In-person summer camp returned to the College of Information with a new program aimed at introducing young girls to STEM Careers. Learning Technologies Assistant Professor Aleshia Hayes received several awards to create the Girls SURGE into STEM XR camp. The largest award came from the community action grant from American Association of University Women (AAUW). Following Covid-19 guidelines the camp was held at the University of North Texas Health Science Center in Fort Worth from July 12-16, 2021.
“My purpose for the camp was to connect young ladies with opportunities to learn about the different kinds of STEM careers and to see women in those fields. I wanted to address the address disparities to educational attainment, employment, and wealth in minority communities, particularly in Fort Worth communities through STEM Education, changing girl’s sense of self-efficacy with emerging technology, and to introduce them to design thinking as well as user experience testing principles,” says Hayes.

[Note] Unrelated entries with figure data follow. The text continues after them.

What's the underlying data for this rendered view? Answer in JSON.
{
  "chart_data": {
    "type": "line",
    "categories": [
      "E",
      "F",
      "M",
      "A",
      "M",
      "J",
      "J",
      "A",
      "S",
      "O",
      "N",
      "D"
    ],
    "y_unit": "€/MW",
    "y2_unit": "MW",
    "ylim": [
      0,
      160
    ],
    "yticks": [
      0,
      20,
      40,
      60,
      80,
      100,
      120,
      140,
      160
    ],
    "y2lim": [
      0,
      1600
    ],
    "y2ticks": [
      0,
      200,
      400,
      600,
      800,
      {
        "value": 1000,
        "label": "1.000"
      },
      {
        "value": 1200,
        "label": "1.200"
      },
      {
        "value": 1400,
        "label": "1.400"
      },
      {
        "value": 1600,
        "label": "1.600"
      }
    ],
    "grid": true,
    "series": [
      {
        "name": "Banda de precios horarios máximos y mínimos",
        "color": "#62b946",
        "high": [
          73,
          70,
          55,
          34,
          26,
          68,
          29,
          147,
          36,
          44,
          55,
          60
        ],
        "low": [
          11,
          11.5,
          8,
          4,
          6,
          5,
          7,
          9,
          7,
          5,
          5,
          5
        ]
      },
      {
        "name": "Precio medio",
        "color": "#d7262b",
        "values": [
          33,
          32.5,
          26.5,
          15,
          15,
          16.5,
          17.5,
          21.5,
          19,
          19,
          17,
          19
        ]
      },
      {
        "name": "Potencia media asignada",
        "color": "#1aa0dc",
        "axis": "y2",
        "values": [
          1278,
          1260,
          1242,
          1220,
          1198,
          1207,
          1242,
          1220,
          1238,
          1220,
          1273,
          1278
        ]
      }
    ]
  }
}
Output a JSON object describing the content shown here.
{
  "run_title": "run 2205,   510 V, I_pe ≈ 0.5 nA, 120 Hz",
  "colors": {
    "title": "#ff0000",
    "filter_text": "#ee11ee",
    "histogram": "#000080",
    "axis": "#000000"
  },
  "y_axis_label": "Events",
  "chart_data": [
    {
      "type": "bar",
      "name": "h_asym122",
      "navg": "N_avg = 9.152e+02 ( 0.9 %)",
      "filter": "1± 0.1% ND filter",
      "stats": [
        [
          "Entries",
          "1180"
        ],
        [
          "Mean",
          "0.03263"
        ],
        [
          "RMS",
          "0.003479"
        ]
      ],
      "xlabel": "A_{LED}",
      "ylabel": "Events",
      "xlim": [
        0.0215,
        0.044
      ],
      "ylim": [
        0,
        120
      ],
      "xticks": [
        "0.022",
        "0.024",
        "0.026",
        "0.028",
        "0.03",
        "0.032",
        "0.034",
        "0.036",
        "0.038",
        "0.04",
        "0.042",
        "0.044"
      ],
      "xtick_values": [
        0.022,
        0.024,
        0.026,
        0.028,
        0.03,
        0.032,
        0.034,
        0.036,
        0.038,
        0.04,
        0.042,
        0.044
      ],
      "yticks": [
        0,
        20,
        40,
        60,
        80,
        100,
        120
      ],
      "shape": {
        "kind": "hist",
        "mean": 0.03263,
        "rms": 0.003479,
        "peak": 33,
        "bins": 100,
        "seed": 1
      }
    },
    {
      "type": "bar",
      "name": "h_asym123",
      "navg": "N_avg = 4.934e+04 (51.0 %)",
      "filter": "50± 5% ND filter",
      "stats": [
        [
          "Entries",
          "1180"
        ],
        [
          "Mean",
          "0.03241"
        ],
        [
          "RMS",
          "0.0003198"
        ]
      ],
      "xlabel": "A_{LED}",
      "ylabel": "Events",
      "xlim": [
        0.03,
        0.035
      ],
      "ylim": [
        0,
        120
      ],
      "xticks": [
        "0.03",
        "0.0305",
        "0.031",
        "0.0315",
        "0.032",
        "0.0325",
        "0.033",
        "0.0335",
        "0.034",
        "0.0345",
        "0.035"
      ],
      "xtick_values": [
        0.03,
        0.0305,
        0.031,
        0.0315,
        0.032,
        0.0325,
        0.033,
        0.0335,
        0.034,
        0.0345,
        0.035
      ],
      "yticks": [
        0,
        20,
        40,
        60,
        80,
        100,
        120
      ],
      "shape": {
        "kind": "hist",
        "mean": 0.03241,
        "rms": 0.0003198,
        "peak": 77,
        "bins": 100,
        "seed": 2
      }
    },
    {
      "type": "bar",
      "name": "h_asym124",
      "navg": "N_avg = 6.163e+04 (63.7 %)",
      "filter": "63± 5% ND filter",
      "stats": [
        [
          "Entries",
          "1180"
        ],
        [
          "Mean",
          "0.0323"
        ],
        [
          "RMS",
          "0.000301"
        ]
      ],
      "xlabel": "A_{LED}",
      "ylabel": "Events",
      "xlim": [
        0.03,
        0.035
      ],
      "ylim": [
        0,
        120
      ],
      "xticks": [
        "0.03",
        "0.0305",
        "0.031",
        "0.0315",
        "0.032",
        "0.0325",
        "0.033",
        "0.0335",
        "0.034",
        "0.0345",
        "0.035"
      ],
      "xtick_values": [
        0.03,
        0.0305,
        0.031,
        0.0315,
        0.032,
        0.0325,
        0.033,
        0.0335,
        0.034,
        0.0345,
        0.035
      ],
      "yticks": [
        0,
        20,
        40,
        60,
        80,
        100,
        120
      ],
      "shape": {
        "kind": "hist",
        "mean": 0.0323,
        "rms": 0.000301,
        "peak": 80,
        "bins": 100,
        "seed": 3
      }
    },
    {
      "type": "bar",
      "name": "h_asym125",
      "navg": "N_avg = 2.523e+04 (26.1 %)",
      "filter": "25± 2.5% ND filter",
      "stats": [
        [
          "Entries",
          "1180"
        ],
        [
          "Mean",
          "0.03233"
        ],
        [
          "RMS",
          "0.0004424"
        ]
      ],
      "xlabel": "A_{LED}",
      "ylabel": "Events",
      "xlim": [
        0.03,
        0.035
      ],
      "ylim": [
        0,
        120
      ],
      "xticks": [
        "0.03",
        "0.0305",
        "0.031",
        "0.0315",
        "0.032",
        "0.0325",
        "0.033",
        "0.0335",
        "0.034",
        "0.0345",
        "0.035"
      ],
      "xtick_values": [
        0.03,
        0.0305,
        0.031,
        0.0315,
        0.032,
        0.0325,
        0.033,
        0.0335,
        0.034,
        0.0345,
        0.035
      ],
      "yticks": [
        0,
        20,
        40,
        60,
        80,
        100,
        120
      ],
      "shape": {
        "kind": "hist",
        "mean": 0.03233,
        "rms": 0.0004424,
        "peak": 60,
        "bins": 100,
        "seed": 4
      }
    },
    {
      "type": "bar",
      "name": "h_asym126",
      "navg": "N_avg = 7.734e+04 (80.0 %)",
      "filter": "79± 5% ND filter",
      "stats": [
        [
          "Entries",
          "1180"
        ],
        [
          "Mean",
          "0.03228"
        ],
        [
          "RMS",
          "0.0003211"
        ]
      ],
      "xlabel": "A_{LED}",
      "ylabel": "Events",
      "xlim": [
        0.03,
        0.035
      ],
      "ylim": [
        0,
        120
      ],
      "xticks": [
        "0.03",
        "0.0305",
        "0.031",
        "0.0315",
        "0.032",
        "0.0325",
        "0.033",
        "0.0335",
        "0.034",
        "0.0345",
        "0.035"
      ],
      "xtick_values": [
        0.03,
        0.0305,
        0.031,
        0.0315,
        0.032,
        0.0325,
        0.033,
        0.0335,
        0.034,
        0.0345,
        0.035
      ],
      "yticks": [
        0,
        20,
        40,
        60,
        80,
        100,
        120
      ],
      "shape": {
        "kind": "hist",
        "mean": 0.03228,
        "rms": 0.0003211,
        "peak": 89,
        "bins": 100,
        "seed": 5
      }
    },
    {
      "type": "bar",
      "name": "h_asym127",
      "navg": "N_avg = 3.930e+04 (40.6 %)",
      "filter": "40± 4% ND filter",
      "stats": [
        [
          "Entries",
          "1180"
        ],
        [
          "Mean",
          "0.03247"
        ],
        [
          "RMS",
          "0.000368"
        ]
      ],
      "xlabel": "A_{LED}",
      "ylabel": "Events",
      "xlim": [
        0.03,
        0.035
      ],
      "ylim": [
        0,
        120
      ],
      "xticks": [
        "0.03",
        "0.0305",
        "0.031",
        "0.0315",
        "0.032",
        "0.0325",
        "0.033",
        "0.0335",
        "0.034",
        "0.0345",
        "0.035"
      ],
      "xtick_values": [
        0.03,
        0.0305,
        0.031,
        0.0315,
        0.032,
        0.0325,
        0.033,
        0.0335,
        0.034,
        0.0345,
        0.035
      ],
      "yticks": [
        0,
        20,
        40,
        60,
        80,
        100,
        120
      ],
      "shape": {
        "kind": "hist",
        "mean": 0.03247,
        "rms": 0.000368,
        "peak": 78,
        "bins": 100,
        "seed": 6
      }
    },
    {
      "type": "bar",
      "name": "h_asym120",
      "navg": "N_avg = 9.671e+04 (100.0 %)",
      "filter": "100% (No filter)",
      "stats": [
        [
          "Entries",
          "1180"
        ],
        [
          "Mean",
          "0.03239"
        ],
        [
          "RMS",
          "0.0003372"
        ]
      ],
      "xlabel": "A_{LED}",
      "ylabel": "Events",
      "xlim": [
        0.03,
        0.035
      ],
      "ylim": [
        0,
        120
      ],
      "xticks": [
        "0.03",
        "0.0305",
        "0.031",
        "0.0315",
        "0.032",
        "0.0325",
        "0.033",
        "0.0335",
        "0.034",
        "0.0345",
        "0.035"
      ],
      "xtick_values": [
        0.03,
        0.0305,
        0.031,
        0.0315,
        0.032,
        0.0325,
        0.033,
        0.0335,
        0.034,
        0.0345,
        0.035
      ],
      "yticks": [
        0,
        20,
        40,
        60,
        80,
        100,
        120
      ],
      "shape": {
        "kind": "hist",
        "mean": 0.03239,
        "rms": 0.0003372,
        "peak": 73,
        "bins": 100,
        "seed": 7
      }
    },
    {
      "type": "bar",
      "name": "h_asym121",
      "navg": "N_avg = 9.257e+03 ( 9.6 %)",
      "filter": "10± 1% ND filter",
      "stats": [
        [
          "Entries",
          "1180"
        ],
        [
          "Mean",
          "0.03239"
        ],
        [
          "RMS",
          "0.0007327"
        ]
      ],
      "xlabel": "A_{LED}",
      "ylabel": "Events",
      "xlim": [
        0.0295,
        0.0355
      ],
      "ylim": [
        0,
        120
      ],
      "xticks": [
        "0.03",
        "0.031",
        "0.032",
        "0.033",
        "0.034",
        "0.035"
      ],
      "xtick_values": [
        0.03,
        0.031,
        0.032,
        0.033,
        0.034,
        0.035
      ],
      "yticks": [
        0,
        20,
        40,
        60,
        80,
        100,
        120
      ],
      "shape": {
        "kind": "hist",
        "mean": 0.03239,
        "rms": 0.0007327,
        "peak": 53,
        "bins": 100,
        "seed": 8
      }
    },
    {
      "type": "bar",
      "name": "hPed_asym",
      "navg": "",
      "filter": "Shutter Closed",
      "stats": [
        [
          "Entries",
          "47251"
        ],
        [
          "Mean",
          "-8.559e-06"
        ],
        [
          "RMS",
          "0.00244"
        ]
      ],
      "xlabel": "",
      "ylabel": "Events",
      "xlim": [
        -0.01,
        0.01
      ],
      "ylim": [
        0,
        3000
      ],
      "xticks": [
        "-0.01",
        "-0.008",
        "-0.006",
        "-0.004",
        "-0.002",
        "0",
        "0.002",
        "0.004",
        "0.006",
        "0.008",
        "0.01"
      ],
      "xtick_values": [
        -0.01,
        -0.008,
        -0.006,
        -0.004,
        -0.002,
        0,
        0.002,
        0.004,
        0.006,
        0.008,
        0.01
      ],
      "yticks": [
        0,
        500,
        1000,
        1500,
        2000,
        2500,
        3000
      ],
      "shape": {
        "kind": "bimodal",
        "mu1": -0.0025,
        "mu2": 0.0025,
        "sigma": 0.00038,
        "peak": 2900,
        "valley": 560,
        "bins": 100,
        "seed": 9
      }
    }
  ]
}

The camp was opened to underrepresented girls in the 6th-12th grades in Fort Worth. Hayes and her teaching assistant introduced emerging technology including design thinking, user experience (UX) testing, and prototyping. In addition to the introductions students learned to critically evaluate commercial augmented reality (AR) and virtual reality (VR). The camp itinerary also included daily Zoom meetings with diverse STEM professionals in Biology, Chemistry, Anthropology, Computer Science, and Engineering.
“I will invite even more amazing women in STEM to speak to the girls, and while the young women this year did paper prototyping of their ideas, next year, they will use digital prototyping tools to prototype their own ideas,” says Hayes. She says the goal is for young women in the project to shift their perspective of what scientists look like and be empowered to share and create STEM content they can use to educate and empower others.
Hayes will be assessing the pilot summer camp and design of the program including organization of the students, engagement with mentors, and the structure of the invited speakers. Hayes will also be taking back the data collected to her SURGE Lab at Discovery Park to review the outcomes.
“This study is significant because students are struggling to keep up with learning goals during the time of Covid-19 and distance learning. The learning outcomes are affected by student attention, engagement, and retention. Learning is also directly correlated to social presence in environments. This study has the potential to delineate an effective approach to engaging online students with avatars instead of the current practice of employing video conferencing,” says Hayes.
Next year the camp will be held at the Fort Worth Museum of Science and History.